National Action Plan

The December 2014 attack by militants at a school in Peshawar that killed 132 children further galvanized Pakistani public opinion against the country’s years-long embrace of insurgents as an element of statecraft. In January 2015, the country adopted a 20-point National Action Plan aimed at de-radicalization.

Bhutto Zardari said the Sharif government also is misusing the country’s counterterrorism laws to pursue “a policy of political victimization” against opponents, particularly from parties that back strong counterterrorism and anti-extremism policies.

“Powers granted to the government to tackle terrorism should not be used to silence political dissent,” he said.

Sharif, speaking at USIP in October, said Pakistan has made a “strategic choice to eliminate all terrorists groups” within the country. He noted its military offensive in the region of North Waziristan, a longtime Taliban stronghold on the Afghan border.

Bhutto Zardari also stressed that the military counterterrorism operations in Pakistan’s northwest are important, as is continuing U.S. support to these efforts.
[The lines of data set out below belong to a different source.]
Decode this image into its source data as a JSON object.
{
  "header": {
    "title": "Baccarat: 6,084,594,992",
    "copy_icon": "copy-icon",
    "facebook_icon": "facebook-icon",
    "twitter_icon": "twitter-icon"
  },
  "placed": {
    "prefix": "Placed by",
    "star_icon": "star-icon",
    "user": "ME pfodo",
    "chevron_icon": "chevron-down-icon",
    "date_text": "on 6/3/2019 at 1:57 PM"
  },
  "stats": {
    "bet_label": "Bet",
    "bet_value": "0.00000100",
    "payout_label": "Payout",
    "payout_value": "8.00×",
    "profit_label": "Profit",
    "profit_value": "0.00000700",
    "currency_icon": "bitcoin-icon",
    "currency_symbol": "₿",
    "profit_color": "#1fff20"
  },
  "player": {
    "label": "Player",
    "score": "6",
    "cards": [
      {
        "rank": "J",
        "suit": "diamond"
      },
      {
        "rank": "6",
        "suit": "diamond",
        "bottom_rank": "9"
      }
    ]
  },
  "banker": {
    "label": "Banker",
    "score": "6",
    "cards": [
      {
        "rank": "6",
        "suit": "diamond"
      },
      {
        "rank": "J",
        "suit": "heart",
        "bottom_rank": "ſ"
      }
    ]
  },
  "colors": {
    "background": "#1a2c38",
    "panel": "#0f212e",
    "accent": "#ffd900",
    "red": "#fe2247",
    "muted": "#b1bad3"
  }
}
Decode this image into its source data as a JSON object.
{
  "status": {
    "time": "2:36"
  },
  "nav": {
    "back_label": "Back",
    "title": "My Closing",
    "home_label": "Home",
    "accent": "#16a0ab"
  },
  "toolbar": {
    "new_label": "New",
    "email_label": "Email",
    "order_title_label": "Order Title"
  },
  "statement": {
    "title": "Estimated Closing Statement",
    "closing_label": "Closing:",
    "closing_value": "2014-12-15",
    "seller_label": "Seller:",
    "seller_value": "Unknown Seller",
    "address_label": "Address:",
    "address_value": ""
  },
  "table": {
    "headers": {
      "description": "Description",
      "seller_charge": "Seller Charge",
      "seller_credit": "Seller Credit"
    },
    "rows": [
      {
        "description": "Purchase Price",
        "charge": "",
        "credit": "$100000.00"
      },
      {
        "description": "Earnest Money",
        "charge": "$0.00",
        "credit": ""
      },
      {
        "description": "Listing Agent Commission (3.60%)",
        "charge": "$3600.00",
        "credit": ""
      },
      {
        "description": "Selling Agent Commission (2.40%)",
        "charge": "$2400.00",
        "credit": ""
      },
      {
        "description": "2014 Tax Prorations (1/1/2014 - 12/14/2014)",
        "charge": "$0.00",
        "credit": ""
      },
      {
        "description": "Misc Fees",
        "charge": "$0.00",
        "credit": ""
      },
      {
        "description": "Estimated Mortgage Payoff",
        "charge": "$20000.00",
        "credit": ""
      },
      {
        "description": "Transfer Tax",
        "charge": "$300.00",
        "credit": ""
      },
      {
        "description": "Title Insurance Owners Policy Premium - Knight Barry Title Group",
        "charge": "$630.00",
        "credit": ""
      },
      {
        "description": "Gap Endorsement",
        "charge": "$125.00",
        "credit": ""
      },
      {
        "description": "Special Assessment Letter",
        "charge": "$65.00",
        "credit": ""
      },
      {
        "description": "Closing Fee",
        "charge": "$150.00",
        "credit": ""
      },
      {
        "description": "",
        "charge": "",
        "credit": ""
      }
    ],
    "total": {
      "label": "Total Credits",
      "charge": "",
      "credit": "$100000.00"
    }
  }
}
He specifically advocated release of more F-16 fighter jets for the Pakistani air force, a platform that remains central to Pakistan’s operations in this campaign but has been blocked in the U.S. Congress.
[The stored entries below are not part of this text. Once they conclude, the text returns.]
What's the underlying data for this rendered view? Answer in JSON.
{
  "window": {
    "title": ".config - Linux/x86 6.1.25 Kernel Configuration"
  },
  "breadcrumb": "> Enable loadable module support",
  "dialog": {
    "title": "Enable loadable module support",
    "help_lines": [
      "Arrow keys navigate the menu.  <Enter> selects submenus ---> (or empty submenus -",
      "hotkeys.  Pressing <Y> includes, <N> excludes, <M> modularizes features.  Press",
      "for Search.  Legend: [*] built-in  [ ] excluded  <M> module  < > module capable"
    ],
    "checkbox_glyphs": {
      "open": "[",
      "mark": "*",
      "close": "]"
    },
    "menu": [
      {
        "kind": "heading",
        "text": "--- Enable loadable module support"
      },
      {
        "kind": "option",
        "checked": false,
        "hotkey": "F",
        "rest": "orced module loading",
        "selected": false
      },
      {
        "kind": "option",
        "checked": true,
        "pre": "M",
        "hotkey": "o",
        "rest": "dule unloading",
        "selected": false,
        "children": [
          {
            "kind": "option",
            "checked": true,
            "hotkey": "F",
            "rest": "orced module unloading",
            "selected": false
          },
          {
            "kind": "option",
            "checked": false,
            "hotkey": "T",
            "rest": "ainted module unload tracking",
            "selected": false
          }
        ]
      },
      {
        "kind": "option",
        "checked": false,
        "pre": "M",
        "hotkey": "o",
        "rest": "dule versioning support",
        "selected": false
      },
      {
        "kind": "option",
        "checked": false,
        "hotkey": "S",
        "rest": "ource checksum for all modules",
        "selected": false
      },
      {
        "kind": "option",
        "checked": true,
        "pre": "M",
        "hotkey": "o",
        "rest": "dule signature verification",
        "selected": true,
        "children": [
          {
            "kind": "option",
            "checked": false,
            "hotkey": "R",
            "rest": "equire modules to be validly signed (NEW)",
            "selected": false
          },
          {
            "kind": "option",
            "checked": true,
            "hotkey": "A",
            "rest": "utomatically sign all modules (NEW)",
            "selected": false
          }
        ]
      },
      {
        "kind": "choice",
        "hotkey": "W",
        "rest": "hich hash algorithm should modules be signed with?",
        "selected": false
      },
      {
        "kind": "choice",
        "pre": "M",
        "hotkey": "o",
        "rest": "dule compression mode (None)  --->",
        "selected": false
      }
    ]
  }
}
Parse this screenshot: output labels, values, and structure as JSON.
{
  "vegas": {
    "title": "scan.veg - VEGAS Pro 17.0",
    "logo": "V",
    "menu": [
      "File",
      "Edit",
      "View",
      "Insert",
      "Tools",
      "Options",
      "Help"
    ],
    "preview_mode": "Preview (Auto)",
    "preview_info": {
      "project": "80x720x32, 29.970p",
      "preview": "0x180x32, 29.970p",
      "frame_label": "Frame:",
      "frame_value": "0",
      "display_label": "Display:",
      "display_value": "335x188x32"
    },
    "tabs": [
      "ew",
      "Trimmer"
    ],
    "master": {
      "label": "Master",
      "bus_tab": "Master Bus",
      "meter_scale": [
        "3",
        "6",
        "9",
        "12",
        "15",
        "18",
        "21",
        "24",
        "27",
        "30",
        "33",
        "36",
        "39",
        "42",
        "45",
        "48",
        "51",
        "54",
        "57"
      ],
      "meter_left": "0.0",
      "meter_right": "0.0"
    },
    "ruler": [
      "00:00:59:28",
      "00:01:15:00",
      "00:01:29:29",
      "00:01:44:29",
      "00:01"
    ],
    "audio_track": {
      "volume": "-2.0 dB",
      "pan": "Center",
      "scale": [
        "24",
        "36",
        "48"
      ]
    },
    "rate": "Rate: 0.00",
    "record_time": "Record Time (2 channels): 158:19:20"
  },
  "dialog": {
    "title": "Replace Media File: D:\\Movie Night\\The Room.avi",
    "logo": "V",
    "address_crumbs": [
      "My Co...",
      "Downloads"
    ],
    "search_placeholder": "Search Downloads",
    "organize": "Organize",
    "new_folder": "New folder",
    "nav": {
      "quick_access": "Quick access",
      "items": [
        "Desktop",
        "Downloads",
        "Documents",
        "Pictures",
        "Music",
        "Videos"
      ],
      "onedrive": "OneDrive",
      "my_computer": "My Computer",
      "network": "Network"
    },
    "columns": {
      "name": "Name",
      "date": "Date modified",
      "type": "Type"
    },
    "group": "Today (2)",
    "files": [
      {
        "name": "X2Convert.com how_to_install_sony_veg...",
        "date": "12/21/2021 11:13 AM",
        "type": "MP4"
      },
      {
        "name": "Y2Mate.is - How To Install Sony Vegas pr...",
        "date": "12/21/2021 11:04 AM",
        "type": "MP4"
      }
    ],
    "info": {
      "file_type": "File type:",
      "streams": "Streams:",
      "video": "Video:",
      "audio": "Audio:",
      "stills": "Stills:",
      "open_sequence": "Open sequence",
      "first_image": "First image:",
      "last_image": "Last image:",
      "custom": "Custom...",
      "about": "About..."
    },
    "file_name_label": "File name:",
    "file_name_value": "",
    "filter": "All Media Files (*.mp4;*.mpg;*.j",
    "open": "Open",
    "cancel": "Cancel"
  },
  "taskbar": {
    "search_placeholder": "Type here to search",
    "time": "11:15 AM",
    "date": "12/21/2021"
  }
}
Beyond military action, Pakistan needs to overhaul its antiquated education system, promote women’s rights, protect minorities and expand employment opportunities for the country’s growing population of young people, Bhutto Zardari said.

The previous government, led by the Pakistan People’s Party, began a series of such reform measures, but the current government has not continued and implemented those plans,“ he said.

“We are in danger of losing serious gains, both operationally as well as the crucial hearts-and-minds equation,” Bhutto Zardari said.

The “failure as a nation to address education, food, clothing and shelter forces the poor to look to ill-equipped madrasas” or religious schools, “to meet their needs, instead of the state,” Bhutto Zardari said.

Critique of the West

The party leader also offered a broad critique of the West’s efforts in countering “religious fascists masquerading as Muslims.”

He said the U.S. and other countries had repeatedly ignored his mother’s warnings not to provide arms and financing for the mujahedeen in the fight against the Soviet Union during its occupation of Afghanistan in the 1980s. In the aftermath of the Sept. 11, 2001, attacks by al-Qaida, the U.S. once again overlooked her concern about supporting the military dictatorship of then-President Pervez Musharraf, Bhutto Zardari said.

“Supporting dictatorships on the one hand and promoting democracy on the other is counterproductive” and often “strengthens the terrorists,” he said.

In the future, the U.S. and other western countries must stop supporting non-state actors to fight in distant wars because such forces often metastasize into full-blown militant groups, he said.

Gaps in Western democracies that result in the exclusion of minorities also are “exploited by our opponents,” he said, referring to militants. “We must take responsibility for where we potentially create the vacuum that extremism needs to thrive.”

While the international community is right to use military force to defeat groups like al-Qaida, the Islamic State, Boko Haram and other groups, “we must also seriously engage in the ideological conflict,” because “we cannot kill our way out of this war,” Bhutto Zardari said.